Farley-Buneman Instability in the Solar Chromosphere

TL;DR

This study analyzes the Farley-Buneman instability in the solar chromosphere, considering ion magnetization and Coulomb collisions, and concludes it cannot cause steady heating but can generate small-scale density irregularities useful for remote sensing.

Contribution

It provides a detailed threshold analysis for the instability in the chromosphere, incorporating finite ion magnetization and Coulomb collisions, which was not thoroughly addressed before.

Findings

Coulomb collisions destabilize the plasma, enabling instability even with high ion magnetization.

The instability cannot account for steady chromospheric heating.

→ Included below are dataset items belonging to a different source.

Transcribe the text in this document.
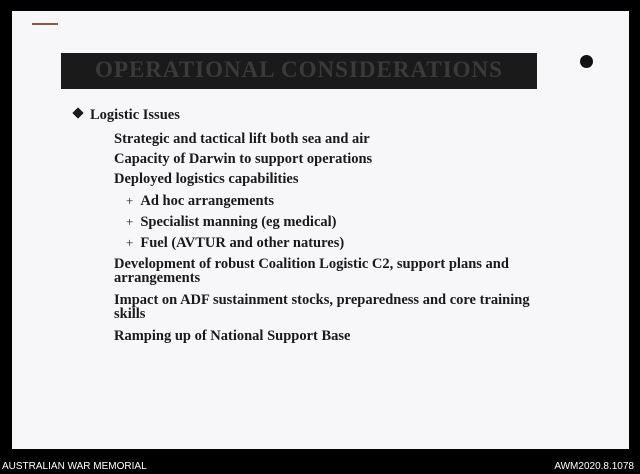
OPERATIONAL CONSIDERATIONS
Logistic Issues
Strategic and tactical lift both sea and air
Capacity of Darwin to support operations
Deployed logistics capabilities
+ Ad hoc arrangements
+ Specialist manning (eg medical)
+ Fuel (AVTUR and other natures)
Development of robust Coalition Logistic C2, support plans and arrangements
Impact on ADF sustainment stocks, preparedness and core training skills
Ramping up of National Support Base
AUSTRALIAN WAR MEMORIAL	AWM2020.8.1078
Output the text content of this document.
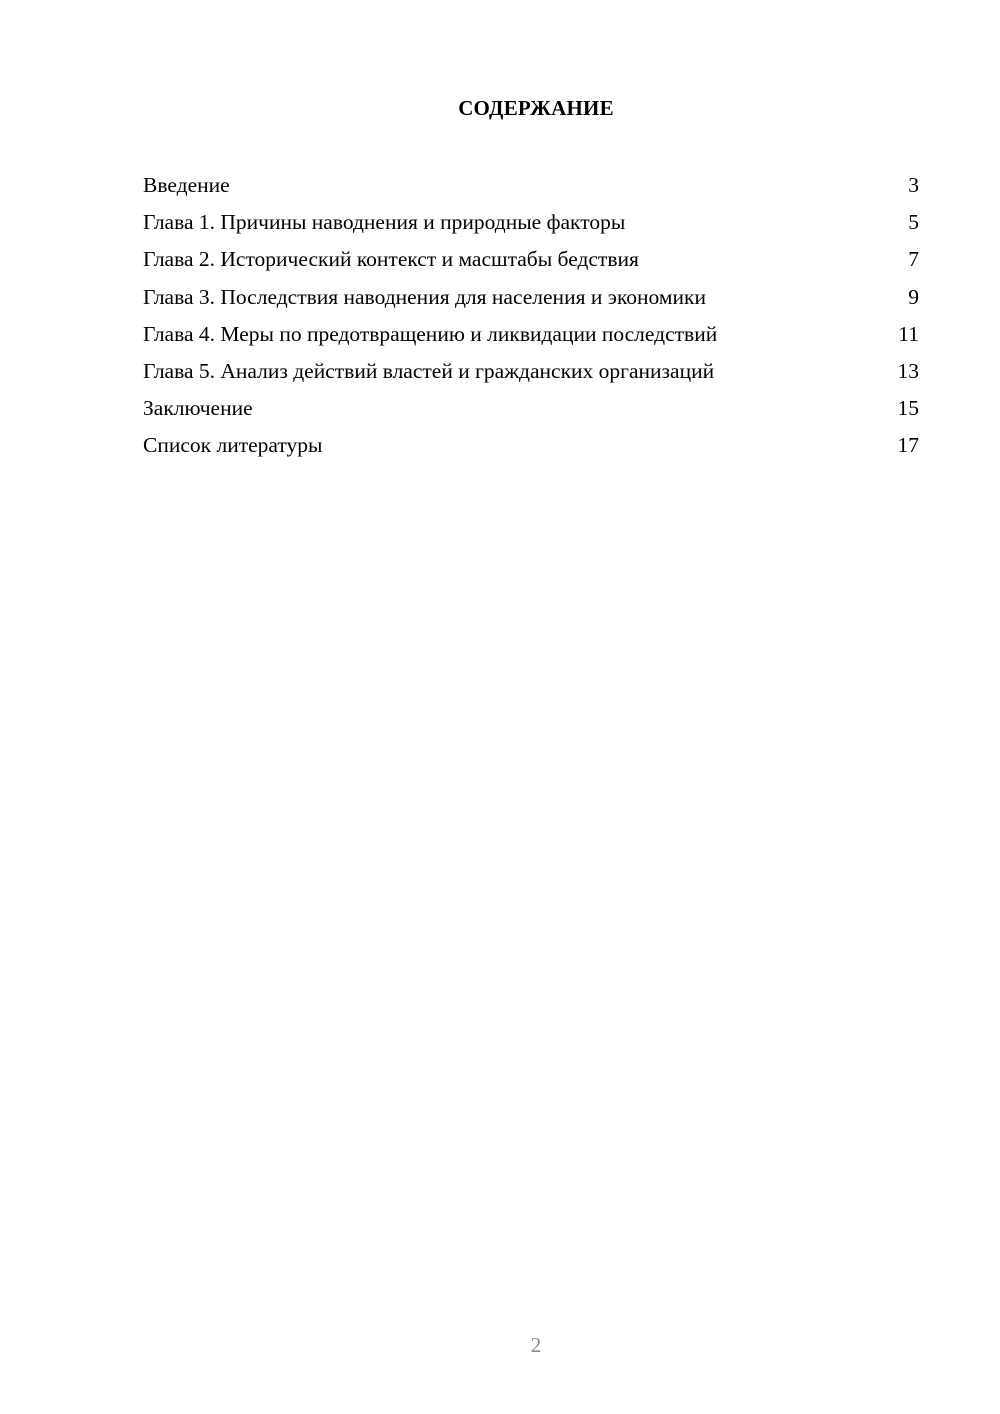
СОДЕРЖАНИЕ
Введение	3
Глава 1. Причины наводнения и природные факторы	5
Глава 2. Исторический контекст и масштабы бедствия	7
Глава 3. Последствия наводнения для населения и экономики	9
Глава 4. Меры по предотвращению и ликвидации последствий	11
Глава 5. Анализ действий властей и гражданских организаций	13
Заключение	15
Список литературы	17
2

It can produce small-scale density irregularities useful for radio wave scintillation studies.

Abstract

The Farley-Buneman instability is studied in the partially ionized plasma of the solar chromosphere taking into account the finite magnetization of the ions and Coulomb collisions. We obtain the threshold value for the relative velocity between ions and electrons necessary for the instability to develop. It is shown that Coulomb collisions play a destabilizing role in the sense that they enable the instability even in the regions where the ion magnetization is greater than unity. By applying these results to chromospheric conditions, we show that the Farley-Buneman instability can not be responsible for the quasi-steady heating of the solar chromosphere. However, in the presence of strong cross-field currents it can produce small-scale, $\sim 0.1-3$ m, density irregularities in the solar chromosphere. These irregularities can cause scintillations of radio waves with similar wave lengths and provide a tool for remote chromospheric sensing.